Quando in Spagna scoppiò la rivolta capeggiata dal generale Franco, tre nativi di Monghidoro – i fratelli Aurelio, Antonio e Carlo Lanzarini sorvegliati dall’Ovra – dalla Francia, dove erano emigrati nel 1925, andarono a combattere in Spagna in difesa della repubblica. Aurelio combatté a Guadalajara dove fu ferito e morì nel 1937; Antonio e Carlo, rientrati in Francia, vissero in clandestinità fino alla fine della guerra.
In una teca ci sono i documenti che raccontano la storia di Giuseppina Nassetti, nata nel 1880 a Monghidoro, emigrata in Francia nel 1925. In un documento della regia prefettura di Bologna del 1928 si legge che «nell’agosto 1922 i fascisti di Monghidoro, venuti a conoscenza che nella casa di lei vi era una bandiera rossa, andarono a prenderla, ma la Nassetti si oppose dicendo di non avere alcuna bandiera rossa, e quando questa fu rinvenuta dai fascisti, si mise ad inveire contro di essi. Non consta quale politica ella abbia tenuto all’estero, ma si ritiene che ella abbia sempre conservato le sue idee sovversive, e che sia capace di adoperarsi per propaganda contraria al Regime. Non risulta d’altronde che ella abbia interessi importanti da sistemare a Monghidoro, per cui questo ufficio sarebbe del parere di non concedere il passaporto né a lei, né al marito Mongiorgi Leandro».
Fin dal 1924 una decina di monghidoresi, malvisti in paese perché antifascisti, emigrarono in Belgio, a Rebecq, per lavorare in una cava di porfido. Negli anni furono raggiunti dai familiari e nel 1946, in seguito agli accordi tra Italia e Belgio, altri 33 giovani monghidoresi si stabilirono là. Altri parenti e amici li seguirono negli anni Cinquanta, tanto che nella cava di Rebecq il gruppo di stranieri più numeroso era quello dei monghidoresi. È difficile quantificare oggi quante siano le famiglie di Rebecq con almeno un membro di origine monghidorese. Certamente sono molte centinaia.

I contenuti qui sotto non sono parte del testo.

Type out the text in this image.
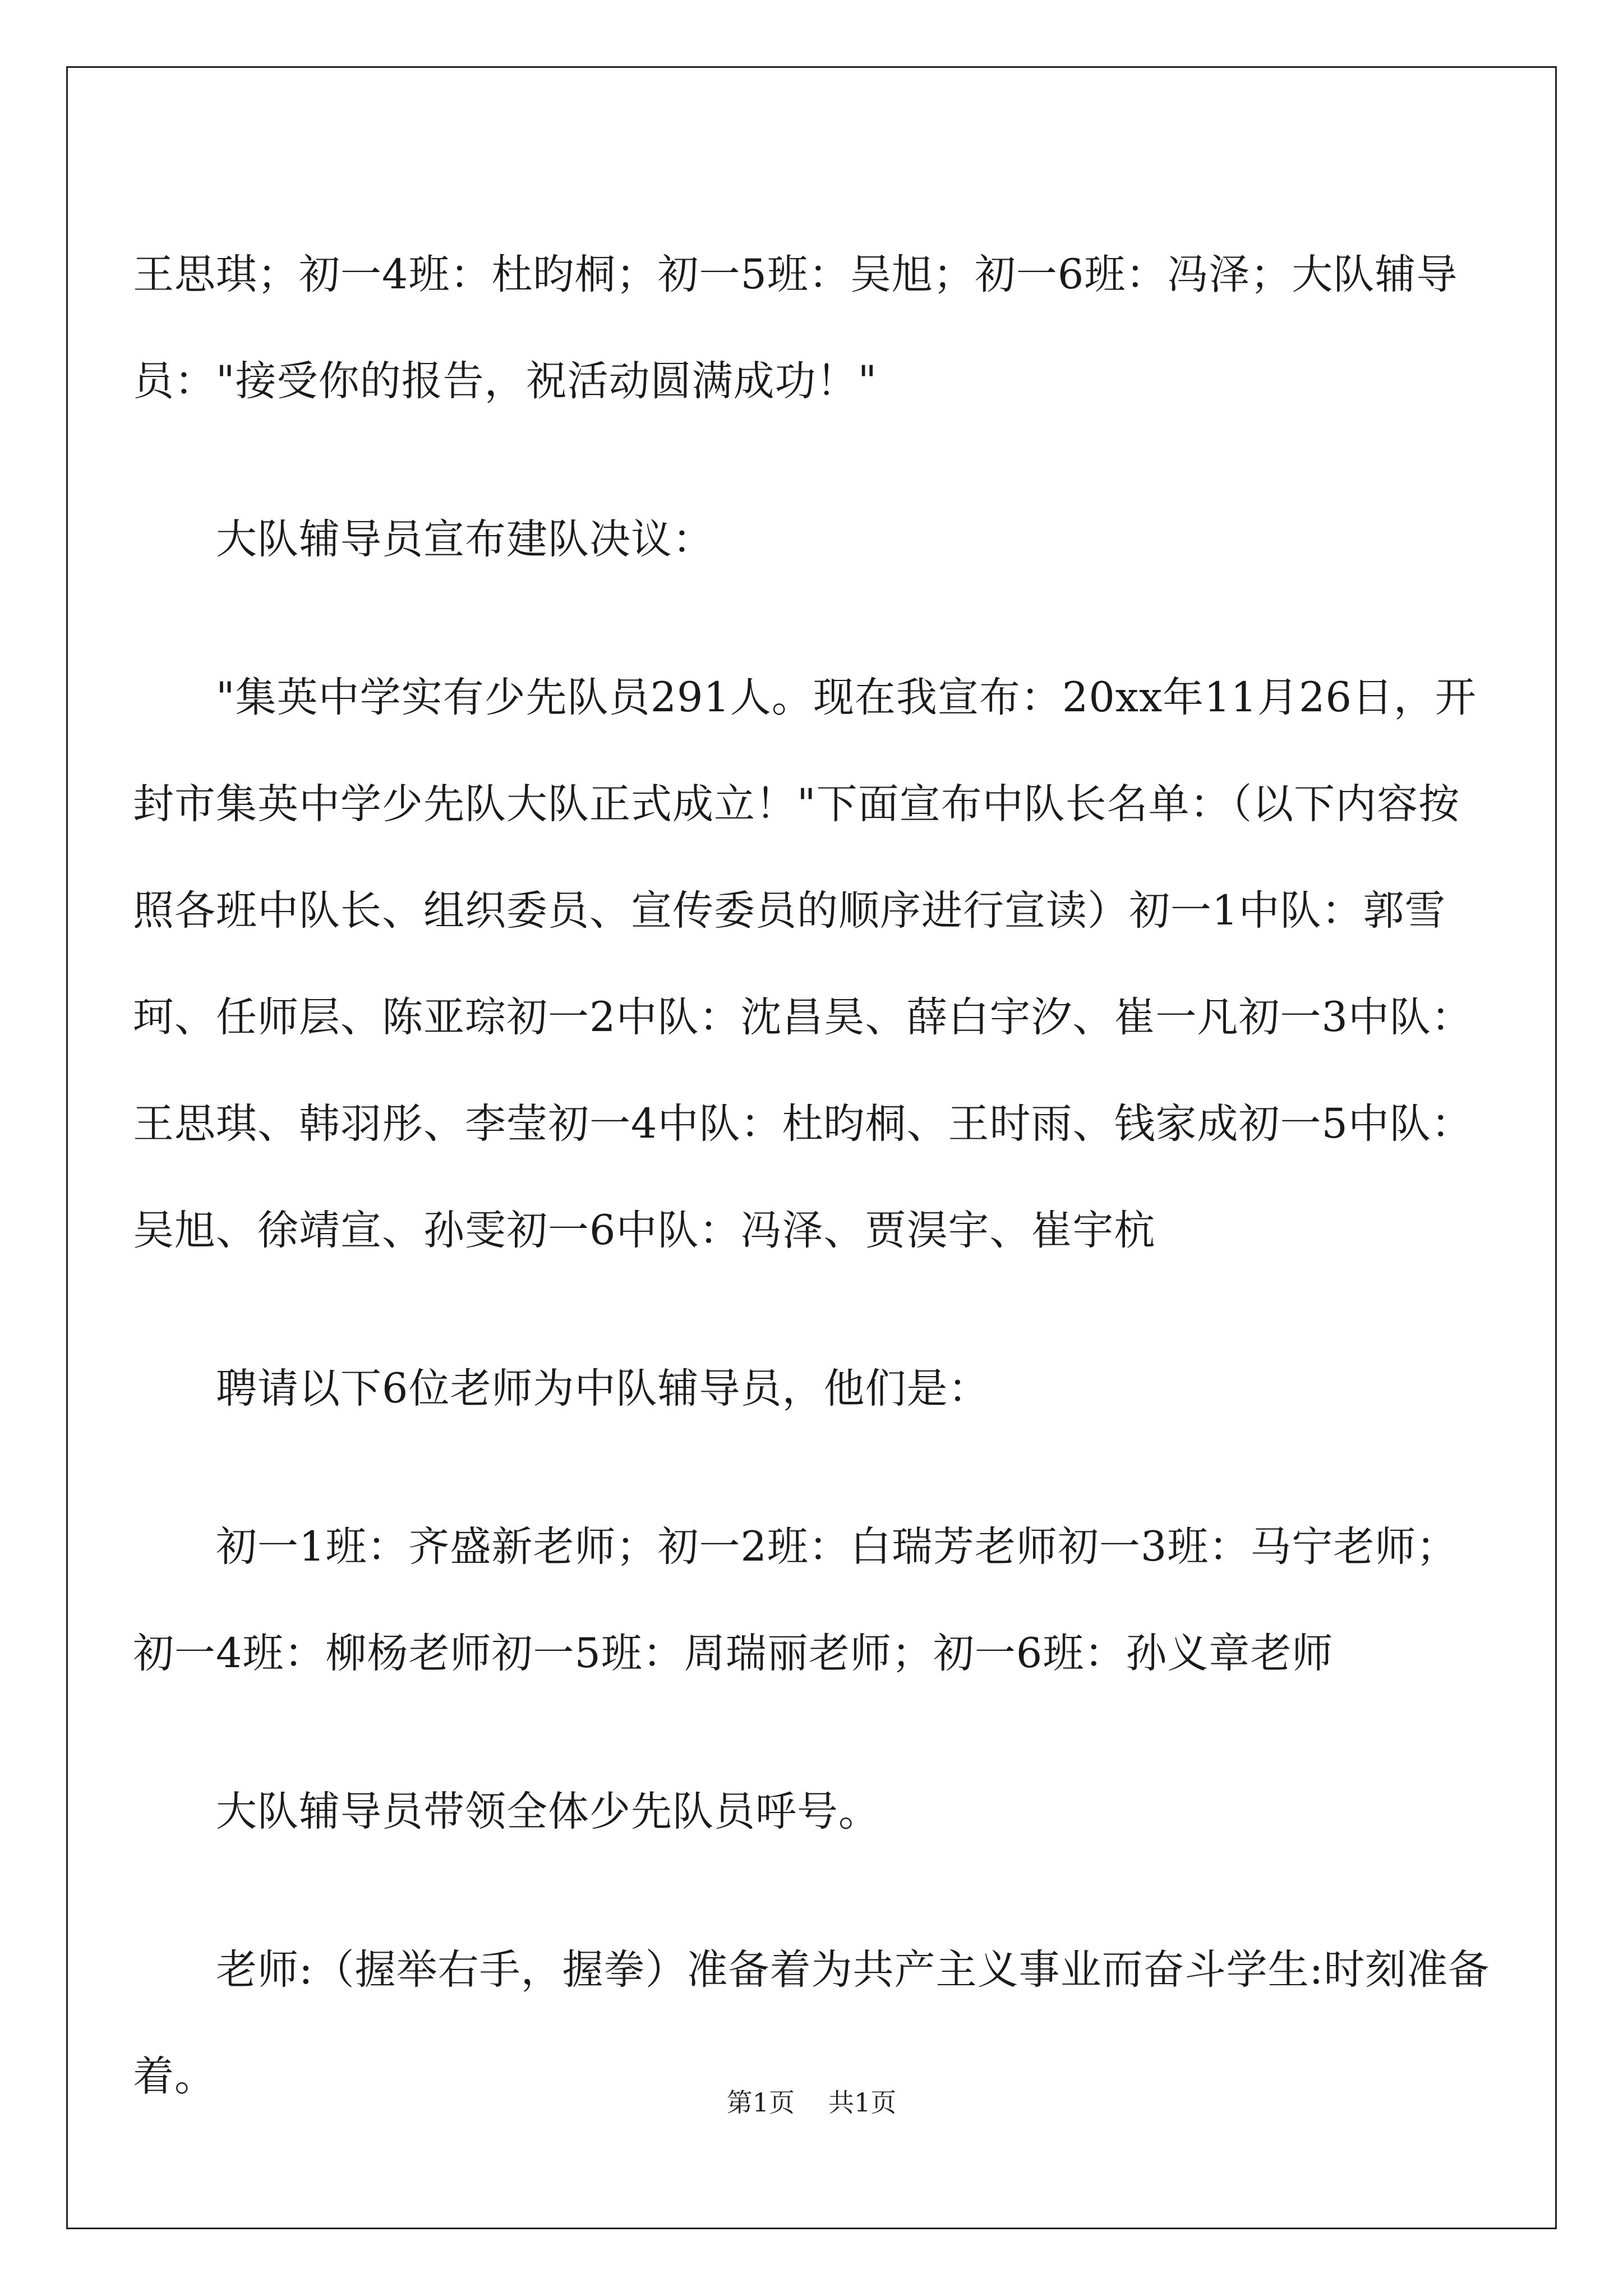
王思琪；初一4班：杜昀桐；初一5班：吴旭；初一6班：冯泽；大队辅导员："接受你的报告，祝活动圆满成功！"

大队辅导员宣布建队决议：

"集英中学实有少先队员291人。现在我宣布：20xx年11月26日，开封市集英中学少先队大队正式成立！"下面宣布中队长名单：（以下内容按照各班中队长、组织委员、宣传委员的顺序进行宣读）初一1中队：郭雪珂、任师层、陈亚琮初一2中队：沈昌昊、薛白宇汐、崔一凡初一3中队：王思琪、韩羽彤、李莹初一4中队：杜昀桐、王时雨、钱家成初一5中队：吴旭、徐靖宣、孙雯初一6中队：冯泽、贾淏宇、崔宇杭

聘请以下6位老师为中队辅导员，他们是：

初一1班：齐盛新老师；初一2班：白瑞芳老师初一3班：马宁老师；初一4班：柳杨老师初一5班：周瑞丽老师；初一6班：孙义章老师

大队辅导员带领全体少先队员呼号。

老师:（握举右手，握拳）准备着为共产主义事业而奋斗学生:时刻准备着。

第1页 共1页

Per anni con questi nostri concittadini non ci furono rapporti ufficiali: erano stranieri in Belgio, ma lo erano anche qui, nel loro paese d’origine. Nelle loro rare visite, infatti, mantenevano rapporti con i soli familiari e con gli uffici del comune, ma solo per pratiche burocratiche. Dal 1991, invece, i rappresentanti delle amministrazioni dei due comuni hanno cominciato ad avere dei contatti che si sono conclusi con un vero e proprio gemellaggio, con visite ufficiali cadenzate, scambi di singole persone, di gruppi e associazioni, che coinvolgono centinaia di persone di entrambi i paesi.
La memoria dell’emigrazione, spesso relegata solo ai ricordi familiari, con il gemellaggio e la realizzazione del Piccolo museo dell’emigrante è diventata Storia collettiva, patrimonio di una comunità che, come la lotta al fascismo e il lungo cammino per riconquistare libertà e democrazia, debbono essere esperienze di cittadinanza, da conservare e trasmettere.